Cosmo Pharmaceuticals reported promising topline results from 2 large phase 3 trials evaluating clascoterone 5% topical solution for male androgenetic alopecia (AGA), potentially representing the first new treatment mechanism for the condition in over 30 years. The trials, SCALP 1 and SCALP 2, enrolled 1,465 men and assessed Target Area Hair Count and patient-reported outcomes, showing statistically significant hair growth improvements versus vehicle, with alignment between objective measures and patient perception. Clascoterone works via local androgen receptor inhibition at the follicle, minimizing systemic exposure and avoiding the hormonal side effects of oral treatments. Safety was favorable, with treatment-emergent adverse events similar to vehicle. If approved, the therapy could expand options for men seeking a mechanistically distinct, topical solution for AGA, with regulatory submissions planned following completion of 12-month safety follow-up in Spring 2026.

3. Family Perspectives Drive Decision Making in Pediatric Psoriasis

Mona Shahriari, MD, FAAD, highlights that achieving a 90% Psoriasis Area and Severity Index improvement at 52 weeks is transformative for adolescents, easing both physical and psychosocial burdens. She notes that oral, once-daily therapies may maintain these outcomes with less disruption than injections, though adherence and safety remain key considerations. Shahriari emphasizes that future research should assess growth, immune development, and patient-reported outcomes to guide personalized, long-term care strategies in adolescent psoriasis.

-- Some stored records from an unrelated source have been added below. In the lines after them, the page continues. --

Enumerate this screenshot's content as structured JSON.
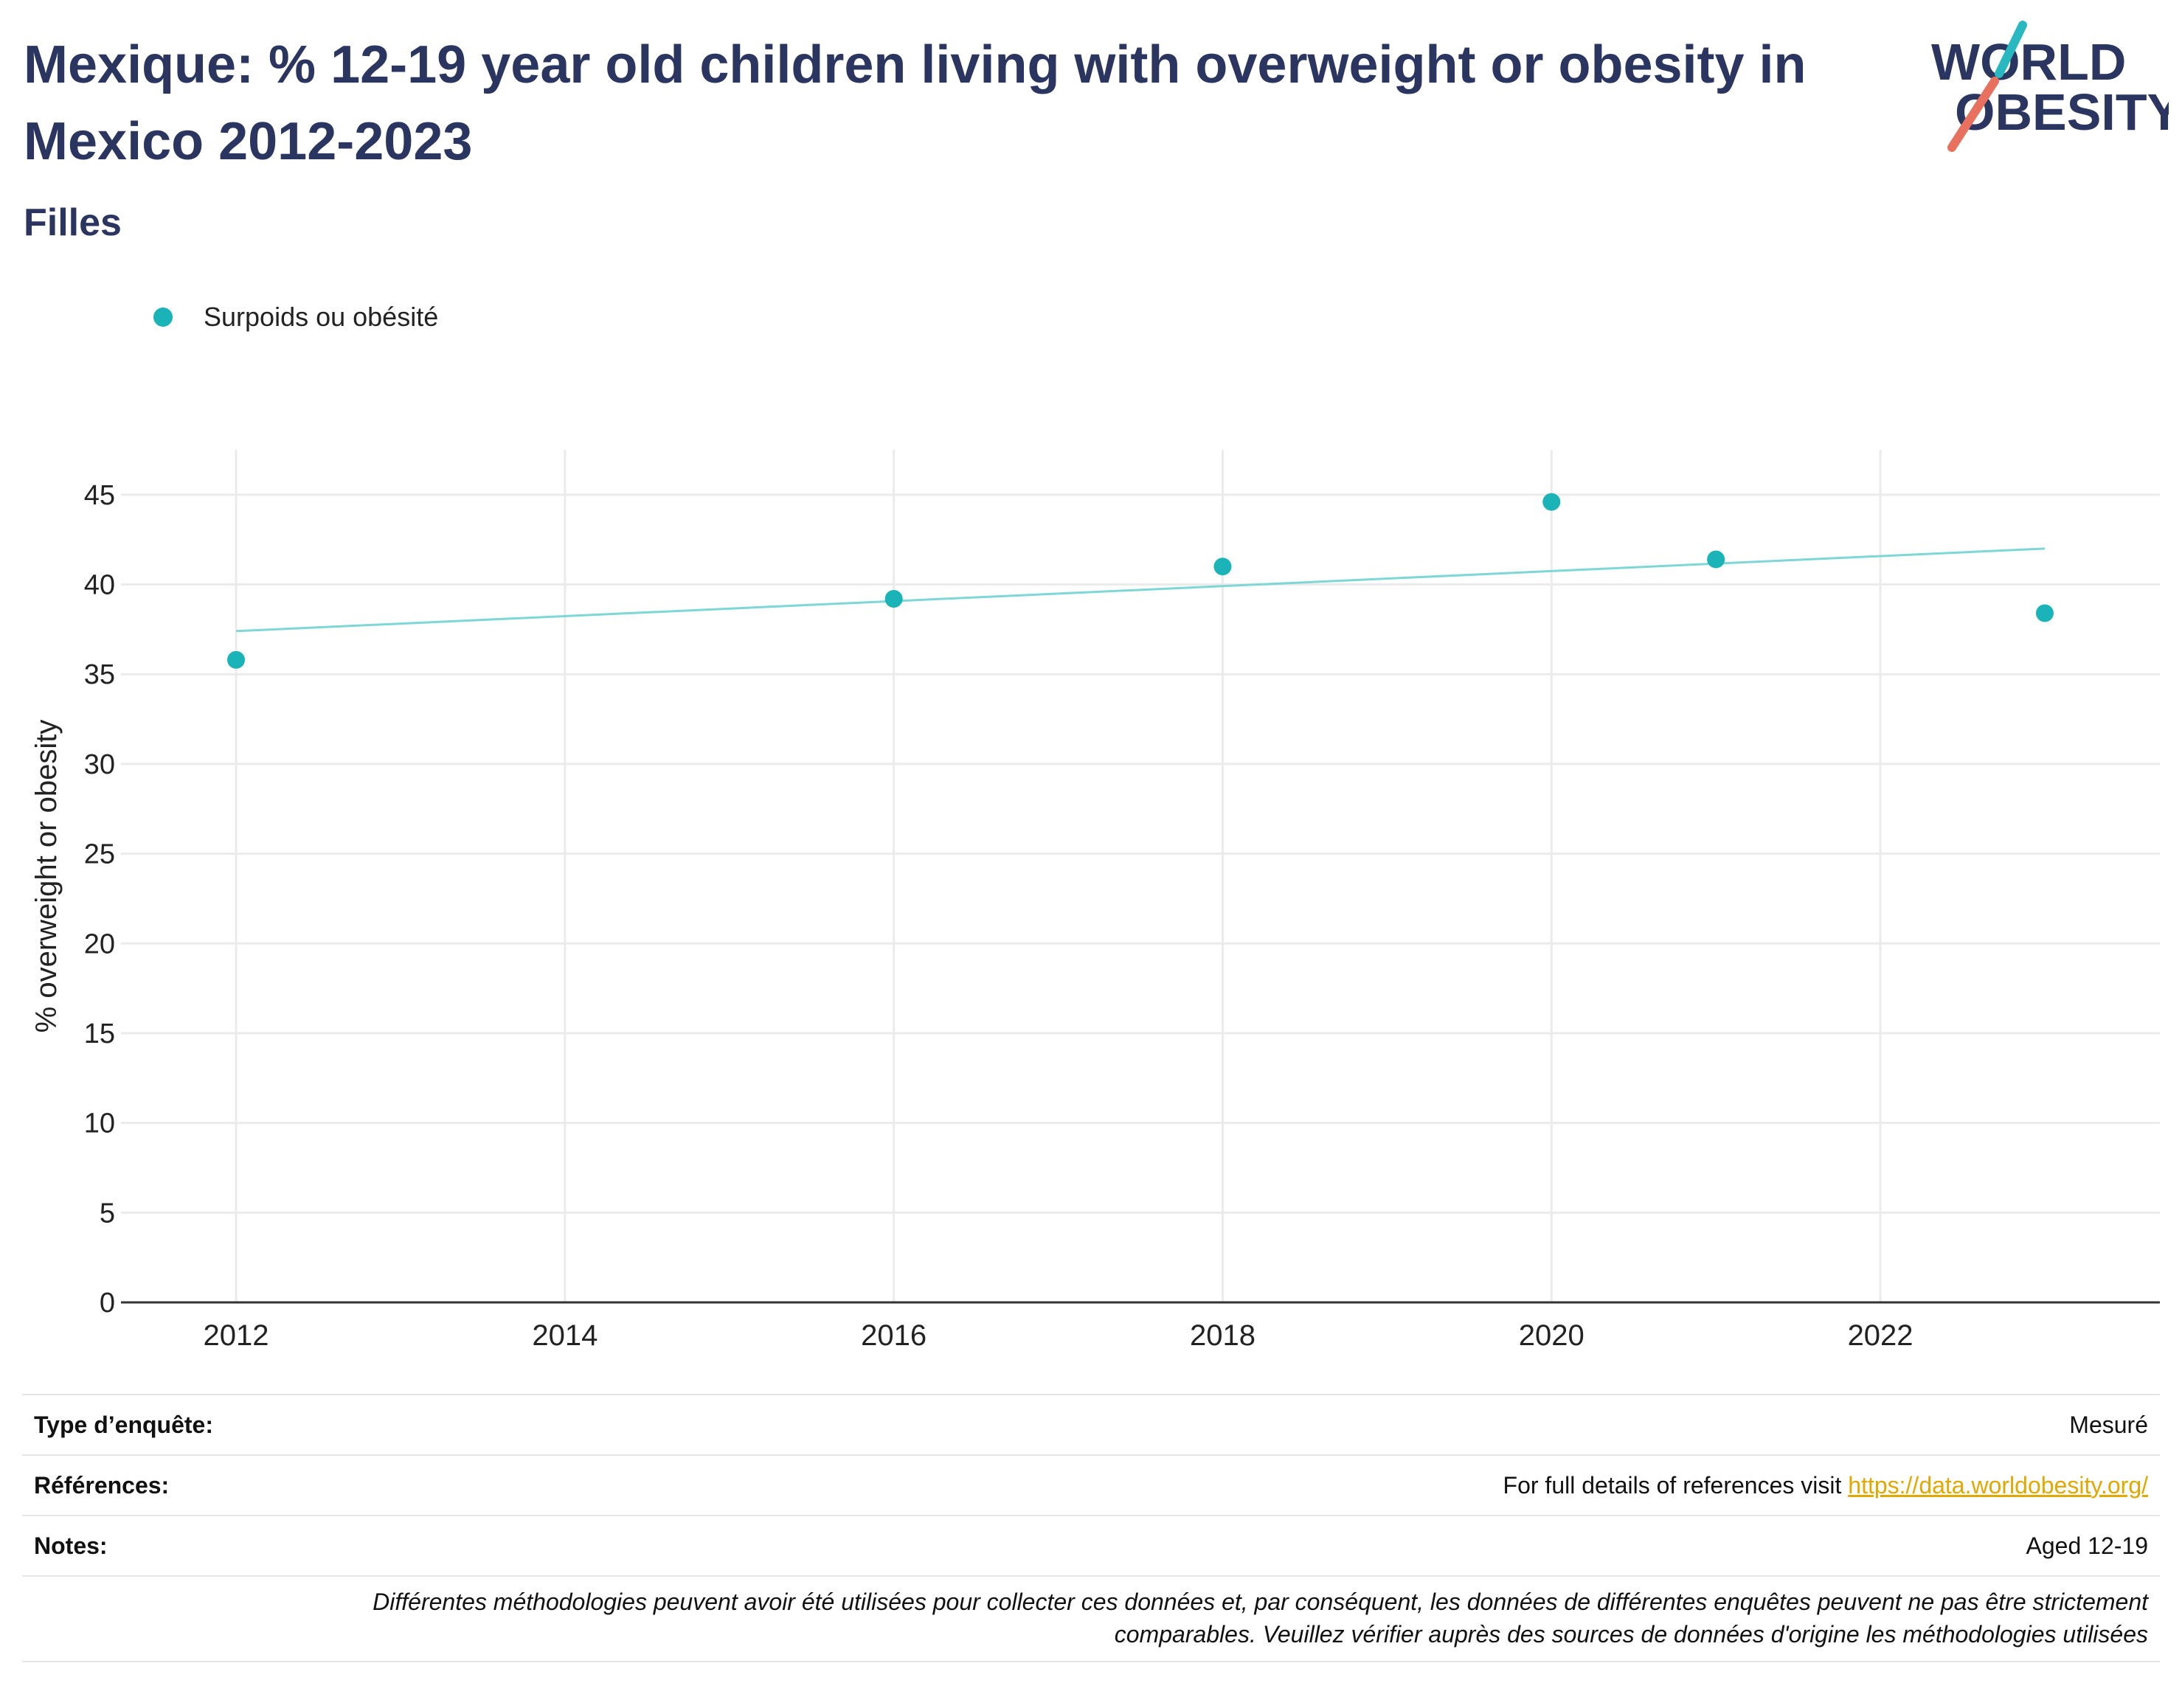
{
  "header": {
    "title": "Mexique: % 12-19 year old children living with overweight or obesity in Mexico 2012-2023",
    "subtitle": "Filles"
  },
  "logo": {
    "line1": "WORLD",
    "line2": "OBESITY",
    "accent_teal": "#2ab8c0",
    "accent_coral": "#e8705f"
  },
  "legend": {
    "label": "Surpoids ou obésité",
    "color": "#19b3b8"
  },
  "chart_data": {
    "type": "scatter",
    "title": "Mexique: % 12-19 year old children living with overweight or obesity in Mexico 2012-2023",
    "subtitle": "Filles",
    "xlabel": "",
    "ylabel": "% overweight or obesity",
    "xlim": [
      2011.3,
      2023.7
    ],
    "ylim": [
      0,
      47.5
    ],
    "x_ticks": [
      2012,
      2014,
      2016,
      2018,
      2020,
      2022
    ],
    "y_ticks": [
      0,
      5,
      10,
      15,
      20,
      25,
      30,
      35,
      40,
      45
    ],
    "grid": true,
    "legend_position": "top-left",
    "series": [
      {
        "name": "Surpoids ou obésité",
        "color": "#19b3b8",
        "points": [
          {
            "x": 2012,
            "y": 35.8
          },
          {
            "x": 2016,
            "y": 39.2
          },
          {
            "x": 2018,
            "y": 41.0
          },
          {
            "x": 2020,
            "y": 44.6
          },
          {
            "x": 2021,
            "y": 41.4
          },
          {
            "x": 2023,
            "y": 38.4
          }
        ]
      }
    ],
    "trendline": {
      "color": "#7fd6d6",
      "x": [
        2012,
        2023
      ],
      "y": [
        37.4,
        42.0
      ]
    }
  },
  "info": {
    "rows": [
      {
        "key": "Type d’enquête:",
        "value": "Mesuré"
      },
      {
        "key": "Références:",
        "value": "For full details of references visit ",
        "link": "https://data.worldobesity.org/"
      },
      {
        "key": "Notes:",
        "value": "Aged 12-19"
      }
    ],
    "disclaimer_line1": "Différentes méthodologies peuvent avoir été utilisées pour collecter ces données et, par conséquent, les données de différentes enquêtes peuvent ne pas être strictement",
    "disclaimer_line2": "comparables. Veuillez vérifier auprès des sources de données d'origine les méthodologies utilisées"
  }
}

4. Insights From the Multinational RWEAL Study on CHE Etiology, Severity, and Real-World Management

The multinational RWEAL study analyzed nearly 2000 adults with moderate to severe chronic hand eczema (CHE) across 6 countries, revealing a predominantly long-standing disease burden with high clinical heterogeneity and frequent multisite involvement. Most physicians relied on subjective clinical judgment rather than standardized severity scoring tools, and etiologies were diverse—most commonly irritant contact dermatitis, followed by atopic and allergic subtypes, with mixed causes seen in a notable minority. Many cases were occupationally related, and comorbid atopic conditions were common, although a substantial proportion had no other dermatologic diagnoses, underscoring CHE as a distinct entity. Overall, the findings highlight significant unmet needs, variability in real-world management, and the importance of more standardized, multidisciplinary approaches to care.

5. Unraveling the Pathophysiology of Seborrheic Dermatitis

In this Dermatology Times DermView episode, Christopher Bunick, MD, PhD, and Benjamin Ungar, MD, discuss how seborrheic dermatitis (SD) arises from a multifactorial interplay of immune dysregulation, Malassezia yeast colonization, epidermal barrier dysfunction, and sebaceous gland activity. Exaggerated inflammatory responses, lipid-rich environments, and barrier defects drive erythema, scaling, and pruritus, accounting for SD’s chronic, relapsing nature. Understanding these mechanisms supports more targeted, non-steroidal treatments and informs future clinical strategies. The next episode will focus on differentiating SD from other inflammatory dermatoses and the role of Th17/Th22 pathways in guiding therapy.